Although it is a man’s world, run by men, the subject of masculinity is passed over in silence in many cultures, and subjected to the hastiest judgments in many others. Lost, between doting and impatience, is a helpful understanding of one half of humanity.
So a short story collection that promises to “deftly capture... the world of men; the desires that drive them, and the impulses which bring them down” is instantly eye-catching. And when it is titled Immoderate Men, one’s expectation is that it will illuminate the radical nature of masculinity, which is capable of rising to incredible feats and sinking to a wretchedness that is difficult to believe unless one is a man oneself – and even then.
Pulling a Ferrante
Now, the author of this collection has kept his or her identity a secret, adopting the pseudonym of “Shikhandin”, which calls to mind the famously gender-fluid Shikhandi of the Mahabharata. But whether we are reading a woman or a man, the gaze we are introduced to is feminised to an unwise degree.
Far from getting a glimpse of “immoderate” men, we see only highly moderated and emotionally confined men, who neither blossom nor wither in any visible way. The result is a falsity that is exactly converse to the male stereotyping of women, one we are all familiar with, which casts them as either femme fatales or greatly virginal. Nevertheless, this gaze (like that gaze) is authentic, and its shortcomings are not malicious.
For one thing, the collection really is all about men; the theme has not been forced upon it. The stories dwell upon a variety of mostly middle-class Bengali men, young and old, in rural and urban settings. There is a householder consumed with anxiety over preparing the perfect feast for his son-law, a hen-pecked civil servant whose only happiness is in growing roses, a grandfather struggling to raise his grandchildren after an epidemic has taken their parents, a tentative young man hopelessly in love with a free-spirited girl, and others, who tend to have in common the predicament of being overwhelmed by their circumstances. They neither win any sublime victories nor cynically embrace despair, as grown men do, but remain paralysed instead with choked and welled-up emotions that are typical of very young boys. Sample these passages, from different stories in this collection:
He lies down on the ground beneath his roses, on his back gazing at the sky, now a benign blue above him...The scent of roses descends, heavy and inviting.

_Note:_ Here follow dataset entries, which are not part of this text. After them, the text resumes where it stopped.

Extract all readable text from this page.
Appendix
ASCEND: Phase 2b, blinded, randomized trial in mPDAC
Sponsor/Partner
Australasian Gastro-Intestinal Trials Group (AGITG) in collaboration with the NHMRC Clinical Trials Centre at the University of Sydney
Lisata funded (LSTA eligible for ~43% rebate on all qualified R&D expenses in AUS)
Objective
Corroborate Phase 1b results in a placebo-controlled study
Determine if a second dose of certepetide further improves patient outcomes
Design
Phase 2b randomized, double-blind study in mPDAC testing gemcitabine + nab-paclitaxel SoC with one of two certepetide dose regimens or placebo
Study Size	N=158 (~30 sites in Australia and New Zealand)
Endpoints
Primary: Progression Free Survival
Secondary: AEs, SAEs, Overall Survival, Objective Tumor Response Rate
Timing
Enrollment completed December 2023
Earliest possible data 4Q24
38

He turns over and buries his face into the soil.
We understood, but did not utter the words that sat like stones in our throat, corking up the agitation within.
Old sorrows and a half-digested lump of anguish heaves in his breast. The pain grows intolerable after a while and the bitter tears roll down his cheeks.

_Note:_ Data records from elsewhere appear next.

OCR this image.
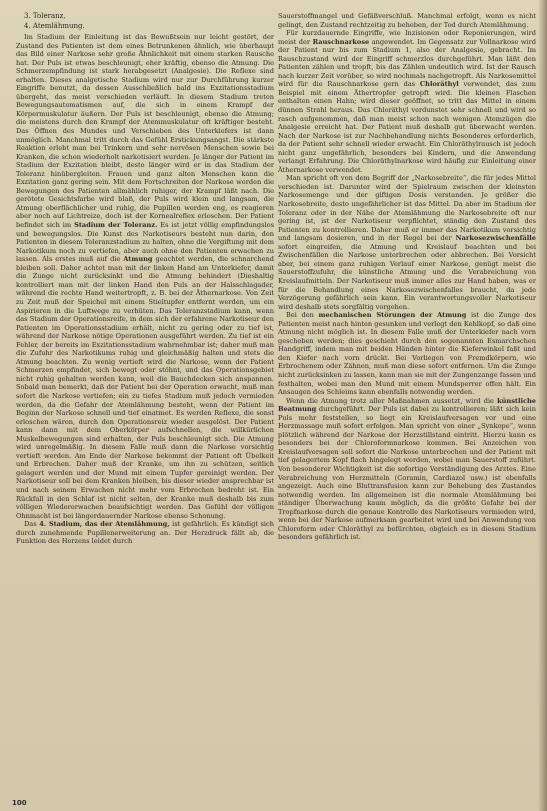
3. Toleranz,
4. Atemlähmung.

Im Stadium der Einleitung ist das Bewußtsein nur leicht gestört, der Zustand des Patienten ist dem eines Betrunkenen ähnlich, wie überhaupt das Bild einer Narkose sehr große Ähnlichkeit mit einem starken Rausche hat. Der Puls ist etwas beschleunigt, eher kräftig, ebenso die Atmung. Die Schmerzempfindung ist stark herabgesetzt (Analgesie). Die Reflexe sind erhalten. Dieses analgetische Stadium wird nur zur Durchführung kurzer Eingriffe benutzt, da dessen Ausschließlich bald ins Exzitationsstadium übergeht, das meist verschieden verläuft. In diesem Stadium treten Bewegungsautomatismen auf, die sich in einem Krampf der Körpermuskulatur äußern. Der Puls ist beschleunigt, ebenso die Atmung; die meistens durch den Krampf der Atemmuskulatur oft kräftiger besteht. Das Öffnen des Mundes und Verschieben des Unterkiefers ist dann unmöglich. Manchmal tritt durch das Gefühl Erstickungsangst. Die stärkste Reaktion erlebt man bei Trinkern und sehr nervösen Menschen sowie bei Kranken, die schon wiederholt narkotisiert wurden. Je länger der Patient im Stadium der Exzitation bleibt, desto länger wird er in das Stadium der Toleranz hinübergleiten. Frauen und ganz alten Menschen kann die Exzitation ganz gering sein. Mit dem Fortschreiten der Narkose werden die Bewegungen des Patienten allmählich ruhiger, der Krampf läßt nach. Die gerötete Gesichtsfarbe wird blaß, der Puls wird klein und langsam, die Atmung oberflächlicher und ruhig, die Pupillen werden eng, es reagieren aber noch auf Lichtreize, doch ist der Kornealreflex erloschen. Der Patient befindet sich im Stadium der Toleranz. Es ist jetzt völlig empfindungslos und bewegungslos. Die Kunst des Narkotiseurs besteht nun darin, den Patienten in diesem Toleranzstadium zu halten, ohne die Vergiftung mit dem Narkotikum noch zu vertiefen, aber auch ohne den Patienten erwachen zu lassen. Als erstes muß auf die Atmung geachtet werden, die schnarchend bleiben soll. Daher achtet man mit der linken Hand am Unterkiefer, damit die Zunge nicht zurücksinkt und die Atmung behindert (Dieshaltig kontrolliert man mit der linken Hand den Puls an der Halsschlagader, während die rechte Hand weitertropft, z. B. bei der Äthernarkose. Von Zeit zu Zeit muß der Speichel mit einem Stieltupfer entfernt werden, um ein Aspirieren in die Luftwege zu verhüten. Das Toleranzstadium kann, wenn das Stadium der Operationsreife, in dem sich der erfahrene Narkotiseur den Patienten im Operationsstadium erhält, nicht zu gering oder zu tief ist, während der Narkose nötige Operationen ausgeführt werden. Zu tief ist ein Fehler, der bereits im Exzitationsstadium wahrnehmbar ist; daher muß man die Zufuhr des Narkotikums ruhig und gleichmäßig halten und stets die Atmung beachten. Zu wenig vertieft wird die Narkose, wenn der Patient Schmerzen empfindet, sich bewegt oder stöhnt, und das Operationsgebiet nicht ruhig gehalten werden kann, weil die Bauchdecken sich anspannen. Sobald man bemerkt, daß der Patient bei der Operation erwacht, muß man sofort die Narkose vertiefen; ein zu tiefes Stadium muß jedoch vermieden werden, da die Gefahr der Atemlähmung besteht, wenn der Patient im Beginn der Narkose schnell und tief einatmet. Es werden Reflexe, die sonst erloschen wären, durch den Operationsreiz wieder ausgelöst. Der Patient kann dann mit dem Oberkörper aufschnellen, die willkürlichen Muskelbewegungen sind erhalten, der Puls beschleunigt sich. Die Atmung wird unregelmäßig. In diesem Falle muß dann die Narkose vorsichtig vertieft werden. Am Ende der Narkose bekommt der Patient oft Übelkeit und Erbrechen. Daher muß der Kranke, um ihn zu schützen, seitlich gelagert werden und der Mund mit einem Tupfer gereinigt werden. Der Narkotiseur soll bei dem Kranken bleiben, bis dieser wieder ansprechbar ist und nach seinem Erwachen nicht mehr vom Erbrechen bedroht ist. Ein Rückfall in den Schlaf ist nicht selten, der Kranke muß deshalb bis zum völligen Wiedererwachen beaufsichtigt werden. Das Gefühl der völligen Ohnmacht ist bei längerdauernder Narkose ebenso Schonung.

Das 4. Stadium, das der Atemlähmung, ist gefährlich. Es kündigt sich durch zunehmende Pupillenerweiterung an. Der Herzdruck fällt ab, die Funktion des Herzens leidet durch

Sauerstoffmangel und Gefäßverschluß. Manchmal erfolgt, wenn es nicht gelingt, den Zustand rechtzeitig zu beheben, der Tod durch Atemlähmung.

Für kurzdauernde Eingriffe, wie Inzisionen oder Reponierungen, wird meist der Rauschnarkose angewendet. Im Gegensatz zur Vollnarkose wird der Patient nur bis zum Stadium 1, also der Analgesie, gebracht. Im Rauschzustand wird der Eingriff schmerzlos durchgeführt. Man läßt den Patienten zählen und tropft, bis das Zählen undeutlich wird. Ist der Rausch nach kurzer Zeit vorüber, so wird nochmals nachgetropft. Als Narkosemittel wird für die Rauschnarkose gern das Chloräthyl verwendet, das zum Beispiel mit einem Äthertropfer getropft wird. Die kleinen Flaschen enthalten einen Hahn; wird dieser geöffnet, so tritt das Mittel in einem dünnen Strahl heraus. Das Chloräthyl verdunstet sehr schnell und wird so rasch aufgenommen, daß man meist schon nach wenigen Atemzügen die Analgesie erreicht hat. Der Patient muß deshalb gut überwacht werden. Nach der Narkose ist zur Nachbehandlung nichts Besonderes erforderlich, da der Patient sehr schnell wieder erwacht. Ein Chloräthylrausch ist jedoch nicht ganz ungefährlich, besonders bei Kindern, und die Anwendung verlangt Erfahrung. Die Chloräthylnarkose wird häufig zur Einleitung einer Äthernarkose verwendet.

Man spricht oft von dem Begriff der „Narkosebreite“, die für jedes Mittel verschieden ist. Darunter wird der Spielraum zwischen der kleinsten Narkosemenge und der giftigen Dosis verstanden. Je größer die Narkosebreite, desto ungefährlicher ist das Mittel. Da aber im Stadium der Toleranz oder in der Nähe der Atemlähmung die Narkosebreite oft nur gering ist, ist der Narkotiseur verpflichtet, ständig den Zustand des Patienten zu kontrollieren. Daher muß er immer das Narkotikum vorsichtig und langsam dosieren, und in der Regel bei der Narkosezwischenfälle sofort eingreifen, die Atmung und Kreislauf beachten und bei Zwischenfällen die Narkose unterbrechen oder abbrechen. Bei Vorsicht aber, bei einem ganz ruhigen Verlauf einer Narkose, genügt meist die Sauerstoffzufuhr, die künstliche Atmung und die Verabreichung von Kreislaufmitteln. Der Narkotiseur muß immer alles zur Hand haben, was er für die Behandlung eines Narkosezwischenfalles braucht, da jede Verzögerung gefährlich sein kann. Ein verantwortungsvoller Narkotiseur wird deshalb stets sorgfältig vorgehen.

Bei den mechanischen Störungen der Atmung ist die Zunge des Patienten meist nach hinten gesunken und verlegt den Kehlkopf, so daß eine Atmung nicht möglich ist. In diesem Falle muß der Unterkiefer nach vorn geschoben werden; dies geschieht durch den sogenannten Esmarchschen Handgriff, indem man mit beiden Händen hinter die Kieferwinkel faßt und den Kiefer nach vorn drückt. Bei Vorliegen von Fremdkörpern, wie Erbrochenem oder Zähnen, muß man diese sofort entfernen. Um die Zunge nicht zurücksinken zu lassen, kann man sie mit der Zungenzange fassen und festhalten, wobei man den Mund mit einem Mundsperrer offen hält. Ein Ansaugen des Schleims kann ebenfalls notwendig werden.

Wenn die Atmung trotz aller Maßnahmen aussetzt, wird die künstliche Beatmung durchgeführt. Der Puls ist dabei zu kontrollieren; läßt sich kein Puls mehr feststellen, so liegt ein Kreislaufversagen vor und eine Herzmassage muß sofort erfolgen. Man spricht von einer „Synkope“, wenn plötzlich während der Narkose der Herzstillstand eintritt. Hierzu kann es besonders bei der Chloroformnarkose kommen. Bei Anzeichen von Kreislaufversagen soll sofort die Narkose unterbrochen und der Patient mit tief gelagertem Kopf flach hingelegt werden, wobei man Sauerstoff zuführt. Von besonderer Wichtigkeit ist die sofortige Verständigung des Arztes. Eine Verabreichung von Herzmitteln (Coramin, Cardiazol usw.) ist ebenfalls angezeigt. Auch eine Bluttransfusion kann zur Behebung des Zustandes notwendig werden. Im allgemeinen ist die normale Atemlähmung bei ständiger Überwachung kaum möglich, da die größte Gefahr bei der Tropfnarkose durch die genaue Kontrolle des Narkotiseurs vermieden wird, wenn bei der Narkose aufmerksam gearbeitet wird und bei Anwendung von Chloroform oder Chloräthyl zu befürchten, obgleich es in diesem Stadium besonders gefährlich ist.

100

Sardarji shook his head and sat tight behind the wheel... Patwari said nothing. He simply bent his head and inhaled deeply.
Nityananda stood there taking it all in, and felt his heart cracking under the weight of sorrow. His eyes stung, but the tears remained unshed.
And so on. Meanwhile, it is Shikhandin’s women who are dynamic, whether in creating trouble or resolving it. They, variously, seek their pleasure, torment their husbands, comfort the men and move the plot.
The contrast is made especially stark in the story, “Hijras on the Highway”, where a young woman in trouble receives no help from the men on a bus. This is not because they don’t want to help, but because they are timid and self-conscious – while the women gather together and come to her rescue, in an almost filmi fashion.
Not deep enough
Now, I don’t doubt that all this is well-observed, and in a sense, true to life. It dovetails with the clichés about effete Bengali men, but we may accept that clichés exist for a reason. Yet, the same holds good for, say, the femme fatales of hard-boiled thrillers – they too are well-observed and founded on some reality. However, it is a lazily understood reality, because the actual tendencies of people’s characters are discovered beneath the surface – if one cares to make the effort.
Moreover, neither mannequin-like women nor watered-down men justify entire books about them. What they do yield is a guilty pleasure for those writers and readers who are so inclined.
Consequently, there are a fair few weak stories in this collection, mere flights of fancy, clunkily put together, that call to mind creative writing exercises from high school. But there is also evidence of much greater literary skill.
Shikhandin has a grasp of the occult, of striking imagery and unexpected synergies, which are crucial to the short story form in particular – that, which is “something glimpsed from the corner of the eye in passing”, as VS Pritchett put it. There are stories here that offer up significant impressions, powerfully imagined, as in this passage, from “Stolen Spoons”, where the writing does not falter:
She has extended an arm now, full length, towards him, while the other lags behind like a reluctant partner in crime. He sees her raised hand, its palm spread open, hanging in the thin as sheet air between them. And just as suddenly, like all the impulses, actions and thoughts that have taken hold of this unusual day, he sees not her hand, but something else: a dead bird suspended motionless between them, about to drop dead in mid-flight.
Finally, it is also to Shikhandin’s credit that this book about men does not lapse into any hatred of men, which is not an easy feat in the times we live in. But the subtle condescension, and the lack of rigour, weaken what could have been a fine collection, and remains a very readable one.
Immoderate Men, Shikhandin, Speaking Tiger.